Je suis toujours en train de rechercher de nouvelles façons d’appréhender la matière et la création par la technique. J’expérimente des techniques nouvelles avec un amateurisme éclairé, pour garder une certaine fraîcheur dans la fabrication. C’est le cas de la marqueterie dans « Chute d’un Empire, suite et fin », une maquette/meuble/Arc de Triomphe ou la pâtisserie dans la série des gâteaux. Pour la tronçonneuse, c’est le changement d’échelle des Rouges à lèvres qui m’a donné envie de travailler des troncs d’arbre directement et donc d’utiliser la tronçonneuse. J’ai gardé l’outil et créé « Salade de frais », une salade de tranches de pastèques, de citrons, en morceaux de chêne. C’est vraiment physique mais le rapport à la sculpture est le même qu’avec un cutter et un bout de bois, juste un peu plus dangereux!

As-tu des lieux culturels préférés et si oui, pour quelles raisons ?

J’adore aller au Louvre. J’y vais parfois plusieurs fois par semaines tellement c’est foisonnant et riche en oeuvre. Leurs collections sont tellement vastes et couvrent plusieurs millénaires de création humaine. Avec quelques pépites que j’adore retourner voir, comme le portrait en pied de Louis XIV par Hyacinthe Rigaud, la sainte Anne de Léonard de Vinci ou les époux Soolmans-Coppit de Rembrandt (partagés avec le Rijksmuseum). C’est une vraie bouffée d’oxygène de voir ce que d’autres êtres humains ont créé, ont porté pendant plusieurs mois voire plusieurs années, de l’intégrer dans un Tout, une suite de perceptions du monde.

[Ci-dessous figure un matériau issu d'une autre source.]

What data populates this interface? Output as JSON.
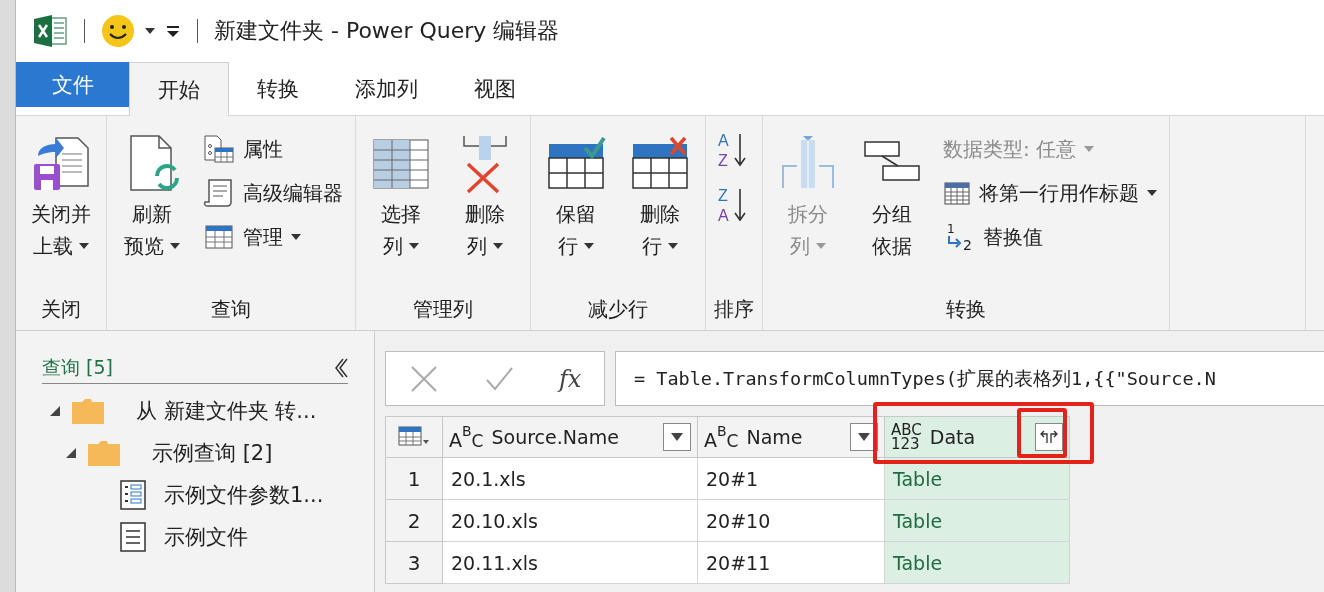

J’expérimente des techniques nouvelles avec un amateurisme éclairé, pour garder une certaine fraîcheur dans la fabrication.

Quelles sont tes influences artistiques ?

Je puise mes inspirations de partout, et c’est aussi vrai pour la création. Cela va de l’art mérovingien aux dessins animés de Makoto Shinkai. Paul Mc Carthy, Urs Fischer sont des maîtres pour moi, et je suis très fan du travail d’autres artistes moins connus mais tout aussi talentueux comme Sara Gassmann, Octave Rimbert-Rivière et Sookoon Ang entre autres…

Quelles sont tes prochaines actualités ?

Je continue mes expérimentations sur ma vaisselle en glace, avec la question de la documentation de l’oeuvre, et d’autres explorations sur mes projets de papiers peints en vraies fleurs.